Perhaps the most useful finding of this study was that 38% of patients who experienced at least 1 virological breakthrough did not have any known antiviral resistance mutations. The researchers suggested that many virological breakthroughs -- perhaps almost half -- are not the result of drug resistance but, rather, of patient non-adherence.

“[T]his study revealed that virological breakthrough was common in clinical practice,” the researchers wrote. “However, virological breakthrough was not always related to antiviral drug resistance.”

They suggested that people with hepatitis B who are taking antiviral medication should receive counseling about the importance of medication adherence. “The confirmation of virological breakthrough and/or determination of genotypic resistance is prudent before the initiation of rescue therapy to avoid unnecessary changes in antiviral medications.”

They acknowledged that the small number of patients and the lack of data on medication adherence limit the study.

Hongthanakorn and colleagues concluded, “The results of this study highlight the importance of HBV DNA monitoring and counseling on medication adherence throughout the course of [nucleoside/nucleotide] treatment and the fine balance between prompt initiation of rescue therapy versus avoidance of unnecessary changes to the treatment regimen.”

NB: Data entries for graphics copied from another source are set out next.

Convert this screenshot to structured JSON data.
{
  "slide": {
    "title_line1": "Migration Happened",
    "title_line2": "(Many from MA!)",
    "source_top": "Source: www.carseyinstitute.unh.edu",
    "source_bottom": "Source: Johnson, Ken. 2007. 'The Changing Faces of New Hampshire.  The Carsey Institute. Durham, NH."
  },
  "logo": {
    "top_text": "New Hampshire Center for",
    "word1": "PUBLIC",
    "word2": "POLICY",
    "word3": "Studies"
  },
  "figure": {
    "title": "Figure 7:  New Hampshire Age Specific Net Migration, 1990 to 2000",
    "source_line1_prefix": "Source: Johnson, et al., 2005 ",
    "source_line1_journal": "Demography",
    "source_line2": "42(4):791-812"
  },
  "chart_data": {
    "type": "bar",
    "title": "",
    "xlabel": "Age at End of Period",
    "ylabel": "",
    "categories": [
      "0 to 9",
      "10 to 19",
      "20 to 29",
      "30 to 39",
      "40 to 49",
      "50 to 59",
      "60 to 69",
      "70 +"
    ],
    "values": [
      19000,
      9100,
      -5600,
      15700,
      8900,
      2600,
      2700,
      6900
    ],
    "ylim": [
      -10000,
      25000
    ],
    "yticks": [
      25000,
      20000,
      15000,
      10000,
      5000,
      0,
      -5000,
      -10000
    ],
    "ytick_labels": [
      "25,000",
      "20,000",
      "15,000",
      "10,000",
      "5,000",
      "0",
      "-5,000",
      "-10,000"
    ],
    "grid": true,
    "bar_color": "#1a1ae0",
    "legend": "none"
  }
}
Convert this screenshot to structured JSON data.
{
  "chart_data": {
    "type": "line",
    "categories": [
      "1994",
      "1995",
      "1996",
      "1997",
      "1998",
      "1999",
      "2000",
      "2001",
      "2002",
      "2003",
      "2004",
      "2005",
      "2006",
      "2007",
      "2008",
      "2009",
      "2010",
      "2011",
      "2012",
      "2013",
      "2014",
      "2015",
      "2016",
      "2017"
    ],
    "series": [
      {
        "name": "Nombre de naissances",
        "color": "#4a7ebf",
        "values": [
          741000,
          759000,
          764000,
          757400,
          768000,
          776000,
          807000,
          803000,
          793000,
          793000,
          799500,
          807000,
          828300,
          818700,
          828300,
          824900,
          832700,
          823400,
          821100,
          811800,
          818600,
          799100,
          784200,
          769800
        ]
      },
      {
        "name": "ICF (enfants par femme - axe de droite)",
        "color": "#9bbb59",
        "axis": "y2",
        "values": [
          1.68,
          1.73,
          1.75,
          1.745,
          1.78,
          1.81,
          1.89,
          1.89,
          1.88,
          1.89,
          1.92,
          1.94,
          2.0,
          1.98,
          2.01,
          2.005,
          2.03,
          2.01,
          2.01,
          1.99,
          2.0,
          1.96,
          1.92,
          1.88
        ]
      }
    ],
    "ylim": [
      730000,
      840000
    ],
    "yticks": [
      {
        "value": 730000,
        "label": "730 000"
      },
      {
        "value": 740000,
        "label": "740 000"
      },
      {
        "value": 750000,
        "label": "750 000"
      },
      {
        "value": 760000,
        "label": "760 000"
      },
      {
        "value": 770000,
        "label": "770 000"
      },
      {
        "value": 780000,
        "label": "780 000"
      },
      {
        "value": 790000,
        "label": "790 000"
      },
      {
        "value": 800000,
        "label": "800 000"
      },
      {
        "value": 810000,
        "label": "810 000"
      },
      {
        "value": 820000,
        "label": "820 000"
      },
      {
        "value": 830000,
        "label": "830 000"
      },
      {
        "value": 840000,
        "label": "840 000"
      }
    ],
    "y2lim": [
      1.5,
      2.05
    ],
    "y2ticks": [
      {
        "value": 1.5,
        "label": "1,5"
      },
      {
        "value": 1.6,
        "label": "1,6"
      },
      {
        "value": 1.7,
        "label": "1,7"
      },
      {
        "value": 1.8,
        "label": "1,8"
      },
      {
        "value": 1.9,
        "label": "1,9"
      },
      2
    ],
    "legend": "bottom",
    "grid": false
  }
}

Investigator affiliations: Division of Gastroenterology, Department of Internal Medicine, University of Michigan Health System, Ann Arbor, Michigan.



C Hongthanakorn, W Chotiyaputta, K Oberhelman, et al. Virological Breakthrough and Resistance in Patients with Chronic Hepatitis B Receiving Nucleos(t)ide Analogues in Clinical Practice. Hepatology 53(6):1854-1863 (abstract). June 2011.